PAGE 16
A Ride Across Palestine
by
“You were talking to that old man,” he said.
“Well, yes, I was.”
“That is the relation of whom I have spoken to you.”
“The d- he is!”
“And I would avoid him, if it be possible.”
I then learned that the old gentleman was his uncle. He had no living father or mother, and he now supposed that his relative was going to Jerusalem in quest of him. “If so,” said I, “you will undoubtedly give him leg bail, unless the Austrian boat is more than ordinarily late. It is as much as we shall do to catch it, and you may be half over Africa, or far gone on your way to India, before he can be on your track again.”

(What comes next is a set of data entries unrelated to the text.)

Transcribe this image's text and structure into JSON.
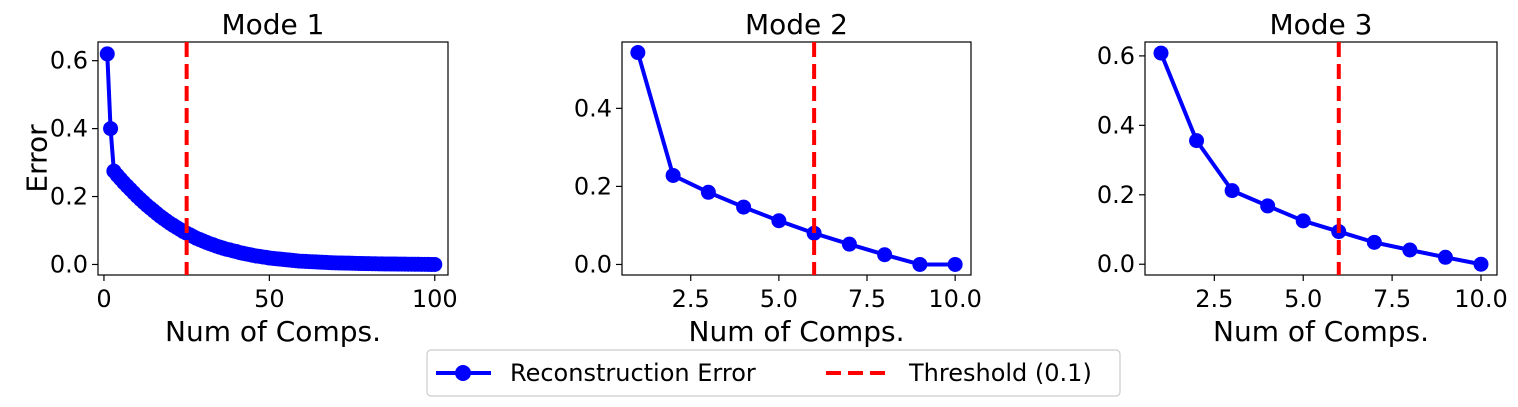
{
  "chart_data": [
    {
      "type": "line",
      "title": "Mode 1",
      "xlabel": "Num of Comps.",
      "ylabel": "Error",
      "xlim": [
        -1.8,
        104
      ],
      "ylim": [
        -0.031,
        0.655
      ],
      "xticks": [
        0,
        50,
        100
      ],
      "xtick_labels": [
        "0",
        "50",
        "100"
      ],
      "yticks": [
        0.0,
        0.2,
        0.4,
        0.6
      ],
      "ytick_labels": [
        "0.0",
        "0.2",
        "0.4",
        "0.6"
      ],
      "threshold_x": 25,
      "series": [
        {
          "name": "Reconstruction Error",
          "color": "#0000ff",
          "x": [
            1,
            2,
            3,
            4,
            5,
            6,
            7,
            8,
            9,
            10,
            11,
            12,
            13,
            14,
            15,
            16,
            17,
            18,
            19,
            20,
            21,
            22,
            23,
            24,
            25,
            26,
            27,
            28,
            29,
            30,
            31,
            32,
            33,
            34,
            35,
            36,
            37,
            38,
            39,
            40,
            41,
            42,
            43,
            44,
            45,
            46,
            47,
            48,
            49,
            50,
            51,
            52,
            53,
            54,
            55,
            56,
            57,
            58,
            59,
            60,
            61,
            62,
            63,
            64,
            65,
            66,
            67,
            68,
            69,
            70,
            71,
            72,
            73,
            74,
            75,
            76,
            77,
            78,
            79,
            80,
            81,
            82,
            83,
            84,
            85,
            86,
            87,
            88,
            89,
            90,
            91,
            92,
            93,
            94,
            95,
            96,
            97,
            98,
            99,
            100
          ],
          "y": [
            0.62,
            0.4,
            0.275,
            0.263,
            0.252,
            0.241,
            0.231,
            0.221,
            0.211,
            0.201,
            0.192,
            0.183,
            0.174,
            0.166,
            0.158,
            0.15,
            0.142,
            0.135,
            0.128,
            0.121,
            0.115,
            0.109,
            0.103,
            0.097,
            0.092,
            0.087,
            0.082,
            0.077,
            0.073,
            0.069,
            0.065,
            0.061,
            0.058,
            0.054,
            0.051,
            0.048,
            0.045,
            0.043,
            0.04,
            0.038,
            0.035,
            0.033,
            0.031,
            0.029,
            0.027,
            0.025,
            0.024,
            0.022,
            0.021,
            0.019,
            0.018,
            0.017,
            0.016,
            0.015,
            0.014,
            0.013,
            0.012,
            0.011,
            0.01,
            0.0095,
            0.009,
            0.0085,
            0.008,
            0.0075,
            0.007,
            0.0065,
            0.006,
            0.0055,
            0.005,
            0.0048,
            0.0045,
            0.0042,
            0.004,
            0.0038,
            0.0035,
            0.0033,
            0.003,
            0.0028,
            0.0026,
            0.0024,
            0.0022,
            0.002,
            0.0018,
            0.0016,
            0.0015,
            0.0014,
            0.0013,
            0.0012,
            0.0011,
            0.001,
            0.0009,
            0.0008,
            0.0007,
            0.0006,
            0.0005,
            0.0004,
            0.0003,
            0.0002,
            0.0001,
            0.0
          ]
        }
      ]
    },
    {
      "type": "line",
      "title": "Mode 2",
      "xlabel": "Num of Comps.",
      "ylabel": "",
      "xlim": [
        0.55,
        10.45
      ],
      "ylim": [
        -0.027,
        0.57
      ],
      "xticks": [
        2.5,
        5.0,
        7.5,
        10.0
      ],
      "xtick_labels": [
        "2.5",
        "5.0",
        "7.5",
        "10.0"
      ],
      "yticks": [
        0.0,
        0.2,
        0.4
      ],
      "ytick_labels": [
        "0.0",
        "0.2",
        "0.4"
      ],
      "threshold_x": 6,
      "series": [
        {
          "name": "Reconstruction Error",
          "color": "#0000ff",
          "x": [
            1,
            2,
            3,
            4,
            5,
            6,
            7,
            8,
            9,
            10
          ],
          "y": [
            0.543,
            0.228,
            0.185,
            0.147,
            0.112,
            0.08,
            0.052,
            0.025,
            0.0,
            0.0
          ]
        }
      ]
    },
    {
      "type": "line",
      "title": "Mode 3",
      "xlabel": "Num of Comps.",
      "ylabel": "",
      "xlim": [
        0.55,
        10.45
      ],
      "ylim": [
        -0.031,
        0.64
      ],
      "xticks": [
        2.5,
        5.0,
        7.5,
        10.0
      ],
      "xtick_labels": [
        "2.5",
        "5.0",
        "7.5",
        "10.0"
      ],
      "yticks": [
        0.0,
        0.2,
        0.4,
        0.6
      ],
      "ytick_labels": [
        "0.0",
        "0.2",
        "0.4",
        "0.6"
      ],
      "threshold_x": 6,
      "series": [
        {
          "name": "Reconstruction Error",
          "color": "#0000ff",
          "x": [
            1,
            2,
            3,
            4,
            5,
            6,
            7,
            8,
            9,
            10
          ],
          "y": [
            0.608,
            0.356,
            0.212,
            0.168,
            0.125,
            0.094,
            0.063,
            0.041,
            0.02,
            0.0
          ]
        }
      ]
    }
  ],
  "legend": {
    "items": [
      {
        "label": "Reconstruction Error",
        "color": "#0000ff",
        "style": "solid-marker"
      },
      {
        "label": "Threshold (0.1)",
        "color": "#ff0000",
        "style": "dashed"
      }
    ]
  }
}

“I will tell you all about it at Alexandria,” he replied; and then he scrambled up again with his horse, and we went on. That night we slept at the Armenian convent at Ramlath, or Ramath. This place is supposed to stand on the site of Arimathea, and is marked as such in many of the maps. The monks at this time of the year are very busy, as the pilgrims all stay here for one night on their routes backwards and forwards, and the place on such occasions is terribly crowded. On the night of our visit it was nearly empty, as a caravan had left it that morning; and thus we were indulged with separate cells, a point on which my companion seemed to lay considerable stress.

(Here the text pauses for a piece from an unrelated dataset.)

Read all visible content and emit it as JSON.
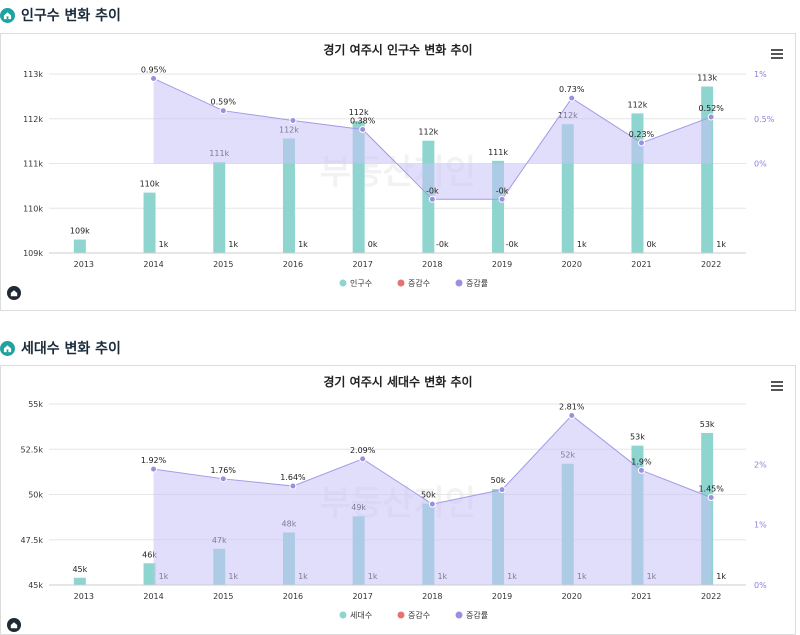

On the following day, at about noon, we entered Jaffa, and put up at an inn there which is kept by a Pole. The boat from Beyrout, which touches at Jaffa on its way to Alexandria, was not yet in, nor even sighted; we were therefore amply in time. “Shall we sail to-night?” I asked of the agent. “Yes, in all probability,” he replied. “If the signal be seen before three we shall do so. If not, then not;” and so I returned to the hotel.
Smith had involuntarily shown signs of fatigue during the journey, but yet he had borne up well against it. I had never felt called on to grant any extra indulgence as to time because the work was too much for him. But now he was a good deal knocked up, and I was a little frightened fearing that I had over-driven him under the heat of the sun. I was alarmed lest he should have fever, and proposed to send for the Jaffa doctor. But this he utterly refused. He would shut himself for an hour or two in his room, he said, and by that time he trusted the boat would be in sight. It was clear to me that he was very anxious on the subject, fearing that his uncle would be back upon his heels before he had started.

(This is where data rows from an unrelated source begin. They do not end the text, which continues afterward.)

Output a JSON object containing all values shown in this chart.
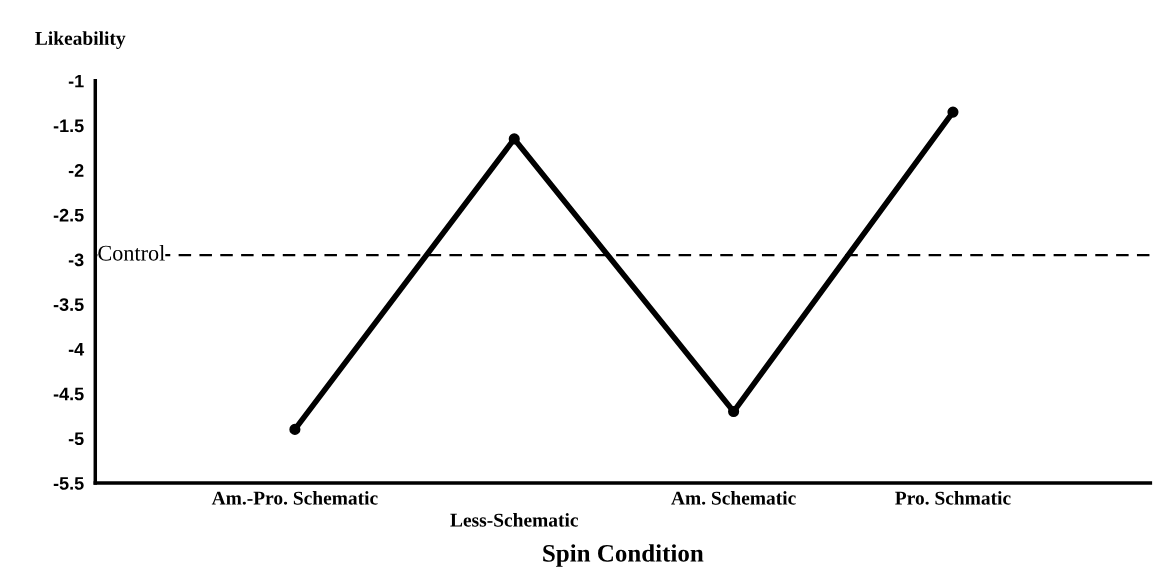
{
  "chart_data": {
    "type": "line",
    "ylabel": "Likeability",
    "xlabel": "Spin Condition",
    "categories": [
      "Am.-Pro. Schematic",
      "Less-Schematic",
      "Am. Schematic",
      "Pro. Schmatic"
    ],
    "series": [
      {
        "color": "#000000",
        "values": [
          -4.9,
          -1.65,
          -4.7,
          -1.35
        ]
      }
    ],
    "ylim": [
      -5.5,
      -1
    ],
    "yticks": [
      -5.5,
      -5,
      -4.5,
      -4,
      -3.5,
      -3,
      -2.5,
      -2,
      -1.5,
      -1
    ],
    "ref_lines": [
      {
        "axis": "y",
        "value": -2.95,
        "label": "Control",
        "color": "#000000",
        "line_style": "dashed"
      }
    ],
    "marker": "circle",
    "line_style": "solid",
    "grid": false,
    "legend": false
  }
}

I ordered a serious breakfast for myself, for with me, on such occasions, my appetite demands more immediate attention than my limbs. I also acknowledge that I become fatigued, and can lay myself at length during such idle days and sleep from hour to hour; but the desire to do so never comes till I have well eaten and drunken. A bottle of French wine, three or four cutlets of goats’ flesh, an omelet made out of the freshest eggs, and an enormous dish of oranges, was the banquet set before me; and though I might have found fault with it in Paris or London, I thought that it did well enough in Jaffa. My poor friend could not join me, but had a cup of coffee in his room. “At any rate take a little brandy in it,” I said to him, as I stood over his bed. “I could not swallow it,” said he, looking at me with almost beseeching eyes. “Beshrew the fellow,” I said to myself as I left him, carefully closing the door, so that the sound should not shake him; “he is little better than a woman, and yet I have become as fond of him as though he were my brother.”